Not all "Pros" need dedicated graphics. I'm a musician and DJ and I couldn't be happier that I can save $400 on a machine that is not catered to just graphic artists/designers/animators. In my opinion, the improved capability of the uMPB to expand equally as the 17" model is the core idea that makes it a pro machine.
One, integrated graphics doesn't have to mean crappy graphics. Intel's integrated stuff has classically been relatively bad (to those who have discrete offerings.). The successor to the 9400M (if there is one from NVidia ) will have better performance still.
But just as you don't need the discrete graphics, others may not need the ExpressCard port. There are an even larger group of folks who are not graphic artists/designers/animators/dj/musicians than are.
Again, this [matte] shouldn't be a deal breaker for other pros not in the graphics business.
It also isn't like can't put a matte filter on the glass plate to mute much of the specular reflections. Instead of being built into the glass of the panel can place it on the glass.
Depending upon where you work and the lighting the mirror like screens are bad for anyone's eyes. Don't have to be doing color sensitive work (which is ironic somewhat because matte mutes colors too. ). Matte gets rid of specular highlights and homogenizes viewing angles. It doesn't improve color accuracy.
Firewire > ExpressCard Slot.
more devices commonly owned than ExpressCard?
Or (looking down and seeing bought a 13" vs. the old 13" alternative) a much bigger enabler to put it back than not propagate it into a smaller form factor.
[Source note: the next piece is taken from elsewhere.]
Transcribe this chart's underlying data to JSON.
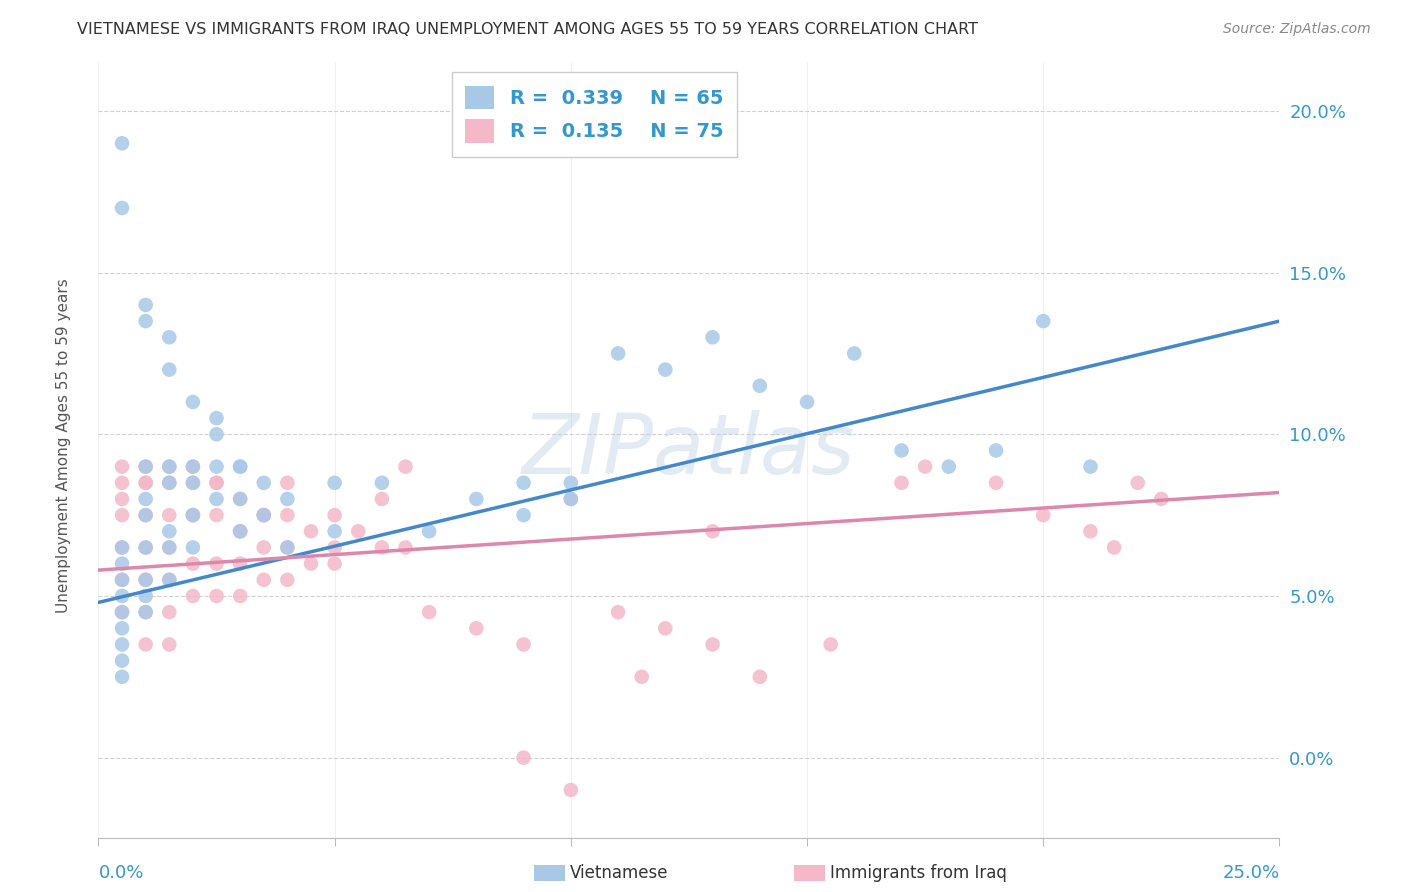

The reoccuring problem has been that folks read that differently. They read it as number of possible devices as opposed to number of probable devices.
That is currently being contested, and since the new uMPB uses the same exact chipset as the 17" model, your argument is mute until further clarification of this issue. Though I just bought a 13" uMPB, so Apple better fix this on Monday.
Folks keep trying to classify this as a design flaw. Much more likely that Apple did this deliberately for reasons similar to the ( "Use it or loose it" ) ExpressCard being dropped.
If have the drives they sell, won't see a difference so where is the flaw?
Got real life workflow benchmarks where sustaining > 90 Gb/s to a drive?
Daisy chaining. Look it up.
Doesn't work for some on the audio business. Folks who bought hardware that sucks down 80-90% of the FW bus power for instance. Other folks who have bandwidth issues too many FW400 devices.
Listen to the keynote at all? The vastly improved long run longevity of the new battery negates the need of ever replacing the battery during the average notebook's life.
I think folks are either doing 3 things.
i. using old models of batteries usage. ( gotta replace them)
ii. not buying into Apple's stats on battery life. ( the hours one seems to be holding up well though.)
iii. That is a average where someone only recharges every 1.8-2.0 days.
Perhaps some plan to discharge completely every day. ;-)
The blu-ray argument is getting old.
Blu-ray has a bunch of political baggage on it.
The anti-DRM folks are definitely haters.
The HD-DVD folks are often also haters.
The cult-of-Steve folks are also haters because Steve proclaimed hate on Blu-Ray.
However Blu-ray isn't as old as the multi-button mouse folks.